Странно было после всего случившегося вернуться домой и увидеть вокруг себя все по-прежнему. Няня, и Штевич, и прочие, для них эти три дня промелькнули как три минуты – а для меня!.. Мне казалось, что я провела целую вечность в отсутствии и что я уж теперь не та. Первым делом моим, когда я очутилась одна, – было побежать к зеркалу. Воображение или нет, но лицо, которое я в нем увидела, испугало меня. Не то, чтобы оно было особенно бледно или утомлено, а так… не знаю, как рассказать вам, было во взгляде и вокруг рта что-то чужое и дикое, что-то сухое, жесткое, чего я до сих пор не видела или не замечала. Это ужасно меня смутило, особенно когда я подумала, что это могут заметить, кроме меня, и другие… Это?.. Что это?.. Я не могла ничего себе объяснить; я только смутно догадывалась, что стою теперь особо. Между мной и другими людьми, казалось, лежит что-то незримое, что отделяет меня… от всех?.. Нет, к счастью, не от всех. Есть один на моей стороне, и этот один, думала я, теперь мой товарищ до гроба. Для него одного я пара. Ему одному я могу все сказать… Понятно, что мне не терпелось увидеть его как можно скорее, чтобы поделиться своею тяжелою ношею.
Писать для этого не было надобности.

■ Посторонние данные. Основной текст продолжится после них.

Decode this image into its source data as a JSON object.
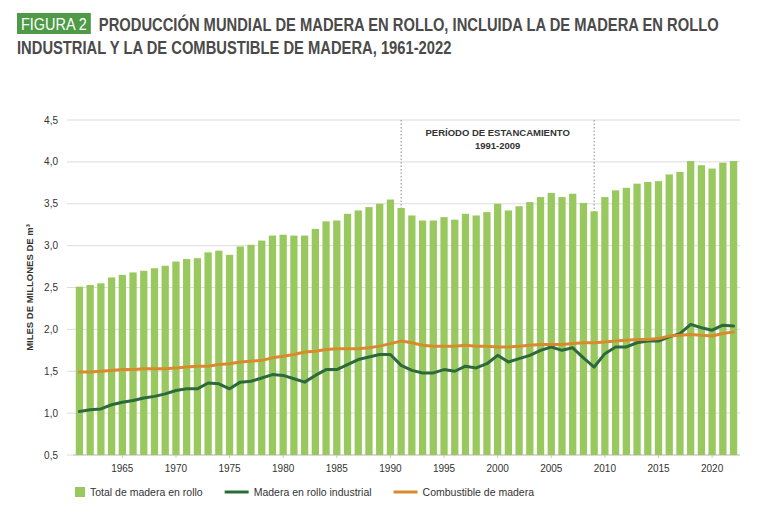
{
  "chart_data": {
    "type": "bar",
    "figure_label": "FIGURA 2",
    "title": "PRODUCCIÓN MUNDIAL DE MADERA EN ROLLO, INCLUIDA LA DE MADERA EN ROLLO INDUSTRIAL Y LA DE COMBUSTIBLE DE MADERA, 1961-2022",
    "y_label": "MILES DE MILLONES DE m³",
    "annotation": {
      "lines": [
        "PERÍODO DE ESTANCAMIENTO",
        "1991-2009"
      ],
      "x": [
        1991,
        2009
      ]
    },
    "x": [
      1961,
      1962,
      1963,
      1964,
      1965,
      1966,
      1967,
      1968,
      1969,
      1970,
      1971,
      1972,
      1973,
      1974,
      1975,
      1976,
      1977,
      1978,
      1979,
      1980,
      1981,
      1982,
      1983,
      1984,
      1985,
      1986,
      1987,
      1988,
      1989,
      1990,
      1991,
      1992,
      1993,
      1994,
      1995,
      1996,
      1997,
      1998,
      1999,
      2000,
      2001,
      2002,
      2003,
      2004,
      2005,
      2006,
      2007,
      2008,
      2009,
      2010,
      2011,
      2012,
      2013,
      2014,
      2015,
      2016,
      2017,
      2018,
      2019,
      2020,
      2021,
      2022
    ],
    "xlim": [
      1960.4,
      2022.6
    ],
    "xticks": [
      1965,
      1970,
      1975,
      1980,
      1985,
      1990,
      1995,
      2000,
      2005,
      2010,
      2015,
      2020
    ],
    "ylim": [
      0.5,
      4.5
    ],
    "yticks": [
      {
        "value": 0.5,
        "label": "0,5"
      },
      {
        "value": 1.0,
        "label": "1,0"
      },
      {
        "value": 1.5,
        "label": "1,5"
      },
      {
        "value": 2.0,
        "label": "2,0"
      },
      {
        "value": 2.5,
        "label": "2,5"
      },
      {
        "value": 3.0,
        "label": "3,0"
      },
      {
        "value": 3.5,
        "label": "3,5"
      },
      {
        "value": 4.0,
        "label": "4,0"
      },
      {
        "value": 4.5,
        "label": "4,5"
      }
    ],
    "grid": true,
    "legend": "bottom",
    "series": [
      {
        "name": "Total de madera en rollo",
        "type": "bar",
        "color": "#99c95e",
        "values": [
          2.51,
          2.53,
          2.55,
          2.62,
          2.65,
          2.68,
          2.7,
          2.73,
          2.76,
          2.81,
          2.84,
          2.85,
          2.92,
          2.94,
          2.89,
          2.99,
          3.01,
          3.06,
          3.12,
          3.13,
          3.12,
          3.12,
          3.2,
          3.29,
          3.3,
          3.38,
          3.42,
          3.46,
          3.5,
          3.55,
          3.45,
          3.36,
          3.3,
          3.3,
          3.34,
          3.31,
          3.38,
          3.36,
          3.4,
          3.5,
          3.42,
          3.47,
          3.52,
          3.58,
          3.63,
          3.58,
          3.62,
          3.51,
          3.41,
          3.58,
          3.66,
          3.69,
          3.74,
          3.76,
          3.77,
          3.85,
          3.88,
          4.01,
          3.96,
          3.92,
          3.99,
          4.01
        ]
      },
      {
        "name": "Madera en rollo industrial",
        "type": "line",
        "color": "#2d6a3b",
        "values": [
          1.02,
          1.04,
          1.05,
          1.1,
          1.13,
          1.15,
          1.18,
          1.2,
          1.23,
          1.27,
          1.29,
          1.29,
          1.36,
          1.35,
          1.29,
          1.37,
          1.38,
          1.42,
          1.46,
          1.45,
          1.41,
          1.37,
          1.45,
          1.52,
          1.52,
          1.58,
          1.64,
          1.67,
          1.7,
          1.7,
          1.57,
          1.51,
          1.48,
          1.48,
          1.52,
          1.5,
          1.56,
          1.54,
          1.59,
          1.69,
          1.61,
          1.65,
          1.69,
          1.75,
          1.79,
          1.75,
          1.78,
          1.66,
          1.55,
          1.71,
          1.79,
          1.79,
          1.84,
          1.86,
          1.86,
          1.91,
          1.95,
          2.06,
          2.02,
          1.99,
          2.05,
          2.04
        ]
      },
      {
        "name": "Combustible de madera",
        "type": "line",
        "color": "#d98a2e",
        "values": [
          1.49,
          1.49,
          1.5,
          1.51,
          1.52,
          1.52,
          1.53,
          1.53,
          1.53,
          1.54,
          1.55,
          1.56,
          1.56,
          1.58,
          1.59,
          1.61,
          1.62,
          1.63,
          1.66,
          1.68,
          1.7,
          1.73,
          1.74,
          1.76,
          1.77,
          1.77,
          1.77,
          1.78,
          1.8,
          1.83,
          1.86,
          1.84,
          1.81,
          1.8,
          1.8,
          1.8,
          1.81,
          1.8,
          1.8,
          1.79,
          1.79,
          1.8,
          1.81,
          1.82,
          1.82,
          1.82,
          1.83,
          1.84,
          1.84,
          1.85,
          1.86,
          1.87,
          1.88,
          1.88,
          1.89,
          1.92,
          1.93,
          1.94,
          1.93,
          1.92,
          1.95,
          1.97
        ]
      }
    ]
  }
}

Достаточно было зажечь свечу и поставить ее к шести часам у окна, чтоб он уже знал, что я дома и что к 8-ми буду в Коломне, у Покрова, в обыкновенном месте наших свиданий… Но я поставила не одну свечу, а две. Другая служила знаком, что дело сделано и ее уже нет в живых.
Мы встретились молча и долго сидели так… Я плакала, его лицо было мрачно как ночь… Наконец, он стал спрашивать, как это было, и я ему рассказала как… Он выслушал меня без вопросов, без замечаний, но по тому, как тяжело он дышал, я могла догадываться, что и он тоже неравнодушен.
Когда я кончила, чувство жестокого торжества осветило его лицо.
– Ну, – сказал он, – теперь ты моя!.. Понимаешь ли ты это! Бес! Дьявол! Моя на всю жизнь!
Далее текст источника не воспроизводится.